Burns said his team has been “growing like crazy” because banks see their “one-stop shop” application as a new frontier to make money. They mainly work with community banks, having publicly announced partnerships with banks and credit unions in Latin America and that service the U.S. military.

“That message is really selling well,” he said.

They have big plans for the site, which will look a lot like a Google or Facebook campus, with open space, water features, bike trails and an amphitheater, Burns said. It’ll incorporate at least three buildings — they’re hoping to breaking ground on the first two in the next nine months and open them in about a year.

The company currently has 40 employees, half of whom live locally, according to Burns. He said that the new site will initially be able to house about 100 employees, with room for about 300 in the third building, which can be constructed when ready.

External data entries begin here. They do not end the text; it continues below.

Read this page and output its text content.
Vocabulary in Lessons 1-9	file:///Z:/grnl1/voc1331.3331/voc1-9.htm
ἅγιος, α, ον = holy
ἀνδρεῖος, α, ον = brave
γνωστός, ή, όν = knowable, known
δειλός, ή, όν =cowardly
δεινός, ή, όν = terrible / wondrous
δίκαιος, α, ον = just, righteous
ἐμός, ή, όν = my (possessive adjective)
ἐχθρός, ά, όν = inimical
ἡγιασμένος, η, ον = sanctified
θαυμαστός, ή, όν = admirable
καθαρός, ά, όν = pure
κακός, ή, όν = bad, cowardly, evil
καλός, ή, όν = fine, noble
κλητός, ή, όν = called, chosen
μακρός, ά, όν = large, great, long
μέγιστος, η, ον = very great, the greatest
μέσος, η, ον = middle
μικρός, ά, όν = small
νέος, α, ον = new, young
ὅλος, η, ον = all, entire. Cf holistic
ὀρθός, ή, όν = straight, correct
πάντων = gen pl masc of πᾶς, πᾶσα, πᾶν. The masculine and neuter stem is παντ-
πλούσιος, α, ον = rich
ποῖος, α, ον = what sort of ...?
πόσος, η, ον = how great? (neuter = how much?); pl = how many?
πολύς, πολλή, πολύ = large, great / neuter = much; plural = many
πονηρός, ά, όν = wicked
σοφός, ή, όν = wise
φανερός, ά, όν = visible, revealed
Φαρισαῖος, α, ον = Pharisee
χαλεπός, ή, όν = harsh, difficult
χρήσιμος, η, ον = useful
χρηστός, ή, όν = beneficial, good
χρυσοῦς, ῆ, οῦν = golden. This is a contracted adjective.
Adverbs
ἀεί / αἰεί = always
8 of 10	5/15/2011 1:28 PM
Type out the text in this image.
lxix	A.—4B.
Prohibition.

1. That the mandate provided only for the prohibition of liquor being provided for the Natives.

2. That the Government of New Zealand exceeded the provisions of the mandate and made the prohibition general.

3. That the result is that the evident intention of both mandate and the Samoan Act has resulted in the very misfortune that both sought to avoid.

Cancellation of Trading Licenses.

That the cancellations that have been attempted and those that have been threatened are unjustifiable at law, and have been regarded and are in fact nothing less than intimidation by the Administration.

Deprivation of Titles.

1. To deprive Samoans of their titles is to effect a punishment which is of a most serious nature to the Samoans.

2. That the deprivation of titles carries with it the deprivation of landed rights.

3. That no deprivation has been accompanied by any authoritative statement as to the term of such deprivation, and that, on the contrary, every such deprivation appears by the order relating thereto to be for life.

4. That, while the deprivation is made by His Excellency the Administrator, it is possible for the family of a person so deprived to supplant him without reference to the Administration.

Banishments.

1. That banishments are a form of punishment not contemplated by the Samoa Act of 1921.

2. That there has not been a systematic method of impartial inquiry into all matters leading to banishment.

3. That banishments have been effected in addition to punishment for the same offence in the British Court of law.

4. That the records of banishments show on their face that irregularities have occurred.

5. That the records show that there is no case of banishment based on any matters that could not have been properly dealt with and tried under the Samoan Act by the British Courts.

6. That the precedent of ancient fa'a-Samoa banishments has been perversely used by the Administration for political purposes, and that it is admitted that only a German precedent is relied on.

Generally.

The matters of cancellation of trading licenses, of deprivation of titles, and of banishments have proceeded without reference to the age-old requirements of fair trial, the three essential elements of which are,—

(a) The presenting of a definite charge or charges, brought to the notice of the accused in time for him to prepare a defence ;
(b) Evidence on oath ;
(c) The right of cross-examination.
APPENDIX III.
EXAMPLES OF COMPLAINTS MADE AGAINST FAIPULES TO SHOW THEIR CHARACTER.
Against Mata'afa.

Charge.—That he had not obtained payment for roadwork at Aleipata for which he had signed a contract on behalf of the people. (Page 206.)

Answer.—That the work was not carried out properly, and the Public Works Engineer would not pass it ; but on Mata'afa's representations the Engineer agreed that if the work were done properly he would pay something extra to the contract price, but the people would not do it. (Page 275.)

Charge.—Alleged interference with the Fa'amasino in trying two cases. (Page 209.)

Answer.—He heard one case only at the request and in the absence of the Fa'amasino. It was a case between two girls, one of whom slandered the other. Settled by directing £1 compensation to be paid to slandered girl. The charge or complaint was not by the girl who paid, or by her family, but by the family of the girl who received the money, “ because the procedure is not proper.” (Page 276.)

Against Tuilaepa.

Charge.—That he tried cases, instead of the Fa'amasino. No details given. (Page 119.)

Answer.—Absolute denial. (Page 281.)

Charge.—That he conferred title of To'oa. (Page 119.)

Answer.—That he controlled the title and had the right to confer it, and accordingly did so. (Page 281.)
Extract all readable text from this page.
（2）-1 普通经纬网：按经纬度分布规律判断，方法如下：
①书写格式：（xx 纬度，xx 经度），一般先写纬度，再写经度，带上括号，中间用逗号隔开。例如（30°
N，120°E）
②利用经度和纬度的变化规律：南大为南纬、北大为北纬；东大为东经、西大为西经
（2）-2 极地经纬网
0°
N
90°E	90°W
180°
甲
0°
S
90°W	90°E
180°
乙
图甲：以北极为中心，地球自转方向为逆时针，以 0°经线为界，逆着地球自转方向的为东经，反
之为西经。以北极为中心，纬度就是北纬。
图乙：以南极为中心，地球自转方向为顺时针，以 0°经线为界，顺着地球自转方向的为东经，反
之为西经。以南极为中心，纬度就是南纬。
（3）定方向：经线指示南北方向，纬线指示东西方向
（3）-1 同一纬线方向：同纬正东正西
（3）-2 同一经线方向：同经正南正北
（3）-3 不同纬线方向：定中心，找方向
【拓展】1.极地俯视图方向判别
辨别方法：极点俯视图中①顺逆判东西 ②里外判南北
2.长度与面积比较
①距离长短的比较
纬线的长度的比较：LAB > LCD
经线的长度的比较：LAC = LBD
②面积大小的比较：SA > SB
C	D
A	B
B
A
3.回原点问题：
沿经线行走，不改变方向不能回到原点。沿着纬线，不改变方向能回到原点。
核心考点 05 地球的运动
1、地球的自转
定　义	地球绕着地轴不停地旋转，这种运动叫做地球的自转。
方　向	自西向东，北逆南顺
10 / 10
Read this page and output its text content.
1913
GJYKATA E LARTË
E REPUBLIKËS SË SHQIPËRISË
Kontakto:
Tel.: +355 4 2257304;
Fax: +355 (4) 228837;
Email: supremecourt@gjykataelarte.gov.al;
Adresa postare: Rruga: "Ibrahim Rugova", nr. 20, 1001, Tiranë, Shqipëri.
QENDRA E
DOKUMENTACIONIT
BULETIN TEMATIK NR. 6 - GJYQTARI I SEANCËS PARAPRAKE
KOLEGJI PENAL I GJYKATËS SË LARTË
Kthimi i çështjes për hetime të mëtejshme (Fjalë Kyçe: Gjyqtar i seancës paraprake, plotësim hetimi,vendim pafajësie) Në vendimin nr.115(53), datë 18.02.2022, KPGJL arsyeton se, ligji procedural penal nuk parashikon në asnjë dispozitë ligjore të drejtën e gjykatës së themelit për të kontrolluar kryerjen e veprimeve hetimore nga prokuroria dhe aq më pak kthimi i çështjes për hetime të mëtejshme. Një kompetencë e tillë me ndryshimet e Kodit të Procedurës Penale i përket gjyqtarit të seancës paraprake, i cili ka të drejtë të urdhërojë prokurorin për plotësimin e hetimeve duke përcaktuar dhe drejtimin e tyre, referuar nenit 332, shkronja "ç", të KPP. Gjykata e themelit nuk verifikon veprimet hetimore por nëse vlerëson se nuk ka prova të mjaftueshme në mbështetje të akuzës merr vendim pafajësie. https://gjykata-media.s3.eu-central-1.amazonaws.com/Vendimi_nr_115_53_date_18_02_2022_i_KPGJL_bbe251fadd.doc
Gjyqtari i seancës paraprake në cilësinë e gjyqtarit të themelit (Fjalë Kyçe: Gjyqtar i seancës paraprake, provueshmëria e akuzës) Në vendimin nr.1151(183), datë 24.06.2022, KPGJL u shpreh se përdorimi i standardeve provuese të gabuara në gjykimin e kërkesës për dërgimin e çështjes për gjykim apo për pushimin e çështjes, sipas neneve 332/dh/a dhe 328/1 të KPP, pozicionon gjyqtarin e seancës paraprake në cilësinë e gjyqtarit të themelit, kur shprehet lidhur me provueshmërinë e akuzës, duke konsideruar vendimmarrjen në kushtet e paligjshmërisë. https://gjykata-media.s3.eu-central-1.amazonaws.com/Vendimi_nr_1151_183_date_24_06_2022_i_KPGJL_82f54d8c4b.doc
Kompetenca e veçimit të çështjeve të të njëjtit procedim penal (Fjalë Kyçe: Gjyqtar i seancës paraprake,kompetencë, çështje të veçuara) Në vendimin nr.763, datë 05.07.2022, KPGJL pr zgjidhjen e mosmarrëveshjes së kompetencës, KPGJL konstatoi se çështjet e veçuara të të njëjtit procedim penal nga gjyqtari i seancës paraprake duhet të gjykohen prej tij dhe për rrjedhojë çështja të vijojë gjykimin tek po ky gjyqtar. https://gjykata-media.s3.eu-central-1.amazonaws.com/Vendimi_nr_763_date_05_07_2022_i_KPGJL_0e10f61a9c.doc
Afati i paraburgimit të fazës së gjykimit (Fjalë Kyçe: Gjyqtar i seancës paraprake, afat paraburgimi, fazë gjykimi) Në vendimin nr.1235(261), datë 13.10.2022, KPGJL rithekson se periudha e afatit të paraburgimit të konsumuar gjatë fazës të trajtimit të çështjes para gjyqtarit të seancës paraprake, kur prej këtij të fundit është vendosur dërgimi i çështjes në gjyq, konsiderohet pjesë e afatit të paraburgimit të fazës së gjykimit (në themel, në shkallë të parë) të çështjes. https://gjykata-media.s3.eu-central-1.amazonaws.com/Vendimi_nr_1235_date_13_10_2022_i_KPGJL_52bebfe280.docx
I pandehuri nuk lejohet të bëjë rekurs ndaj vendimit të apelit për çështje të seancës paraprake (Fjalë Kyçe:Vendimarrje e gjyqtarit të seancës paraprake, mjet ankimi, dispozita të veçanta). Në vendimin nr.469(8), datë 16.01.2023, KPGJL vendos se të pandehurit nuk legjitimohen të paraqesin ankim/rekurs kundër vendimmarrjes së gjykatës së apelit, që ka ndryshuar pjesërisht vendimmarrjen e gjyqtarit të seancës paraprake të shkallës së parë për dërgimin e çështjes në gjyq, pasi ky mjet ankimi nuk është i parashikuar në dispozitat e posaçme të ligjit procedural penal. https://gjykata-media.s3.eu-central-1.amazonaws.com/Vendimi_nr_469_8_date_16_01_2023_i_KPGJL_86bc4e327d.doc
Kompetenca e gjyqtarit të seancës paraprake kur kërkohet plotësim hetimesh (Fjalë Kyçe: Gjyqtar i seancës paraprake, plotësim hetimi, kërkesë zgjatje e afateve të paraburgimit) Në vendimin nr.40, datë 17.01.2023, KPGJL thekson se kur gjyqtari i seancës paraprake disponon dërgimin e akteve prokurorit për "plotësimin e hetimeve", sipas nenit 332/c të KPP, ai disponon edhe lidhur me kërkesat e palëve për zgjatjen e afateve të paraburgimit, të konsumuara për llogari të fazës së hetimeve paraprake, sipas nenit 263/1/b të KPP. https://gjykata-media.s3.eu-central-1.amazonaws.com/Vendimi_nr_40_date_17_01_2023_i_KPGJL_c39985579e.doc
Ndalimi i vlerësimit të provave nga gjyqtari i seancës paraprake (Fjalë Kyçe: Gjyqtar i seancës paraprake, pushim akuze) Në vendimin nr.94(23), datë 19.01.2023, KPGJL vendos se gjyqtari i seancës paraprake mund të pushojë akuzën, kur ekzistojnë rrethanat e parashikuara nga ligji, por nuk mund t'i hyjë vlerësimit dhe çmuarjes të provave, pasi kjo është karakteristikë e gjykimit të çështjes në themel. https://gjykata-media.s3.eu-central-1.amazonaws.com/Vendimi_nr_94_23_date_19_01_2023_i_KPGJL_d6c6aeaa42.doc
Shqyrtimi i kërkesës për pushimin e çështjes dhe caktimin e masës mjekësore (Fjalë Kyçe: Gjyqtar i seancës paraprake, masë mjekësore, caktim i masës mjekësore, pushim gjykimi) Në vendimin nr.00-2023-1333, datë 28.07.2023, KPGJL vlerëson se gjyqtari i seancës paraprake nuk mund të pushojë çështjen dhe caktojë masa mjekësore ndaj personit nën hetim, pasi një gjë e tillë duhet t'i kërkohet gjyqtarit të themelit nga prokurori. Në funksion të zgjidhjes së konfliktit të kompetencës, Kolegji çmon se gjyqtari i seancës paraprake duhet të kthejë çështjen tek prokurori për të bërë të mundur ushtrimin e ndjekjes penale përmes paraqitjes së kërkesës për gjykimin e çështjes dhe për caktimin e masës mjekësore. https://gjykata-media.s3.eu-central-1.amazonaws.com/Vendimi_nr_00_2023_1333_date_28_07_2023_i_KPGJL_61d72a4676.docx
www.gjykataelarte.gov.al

“It’ll be interesting for Bastrop,” he said. “It’s pretty unusual for the Bastrop Industrial Park.”

The Bastrop EDC, which owns the property in the industrial park, had unanimously approved the agreement — codenamed Project Swipe — during a meeting on June 30 for at least 40,000 square feet of offices that will house software engineers, a call center and other business development operations. It was pulled by the applicant from a City Council meeting on July 13 for undisclosed reasons before resurfacing during the Aug. 16 EDC meeting.

The terms of the agreement did not change. Bastrop EDC is agreeing to sell the space for the development for $900,000, according to city documents. Susan Nogues of Bastrop’s Susan Nogues Real Estate LLC served as the broker on the sale.

The incentives agreement also stipulates that the company would be required to invest a minimum of $10.7 million in the property and have an office complex or campus with at least 40,000 square feet. The agreement does not require the creation or retention of additional payroll or jobs. The business has to provide proof of the investment and a certificate of occupancy by Jan. 1, 2026.

In return, the Bastrop EDC is required to rebate $900,000, less the closing costs, for the purchase of the site, plus $3,500 in attorney fees within 30 days of the receipt of the certificate of occupancy, according to the documents.

Burns said he thinks the city, which has remained relatively rural compared with the booming growth in many other Austin suburbs, aided them with the sale of the land because “we’re different than their typical profile.”

Burns, who had sold two other companies before launching Moca, said that he has a farm near Bastrop, and feedback from his employees when they launched indicated they would rather drive there than get stuck in traffic in the urban core.

“When I started talking to a lot of our team and developers, they would rather drive out to Bastrop — a lot of our employees live south — than drive across Austin to a northwest location,” Burns said. “They just thought it was so much easier to drive out to Bastrop in the morning then driving out to Northwest Austin.”

He added that he thinks Bastrop is going to part of a new “high-tech corridor” in the Austin metro.

“Bastrop is a charming little town,” he said. “I think it’s the next big growth corridor.”

Bastrop County has been somewhat of a magnet recently for out-of-state companies. A Southern California-based company recently received Council approval for Bastrop 552, a 546-acre film production campus. Elon Musk’s tunneling startup, The Boring Company, has purchased 73 acres northwest of Bastrop. Job postings recently highlighted plans to develop an autonomous tunnel boring machine and mentioned the company’s research and development site in Bastrop.

Other companies in the Bastrop Business and Industrial Park include AEI Technologies, Elliott Electric Supply, Deep in the Heart Art Foundry and Bluebonnet Trails Community Services, according to the Bastrop EDC website.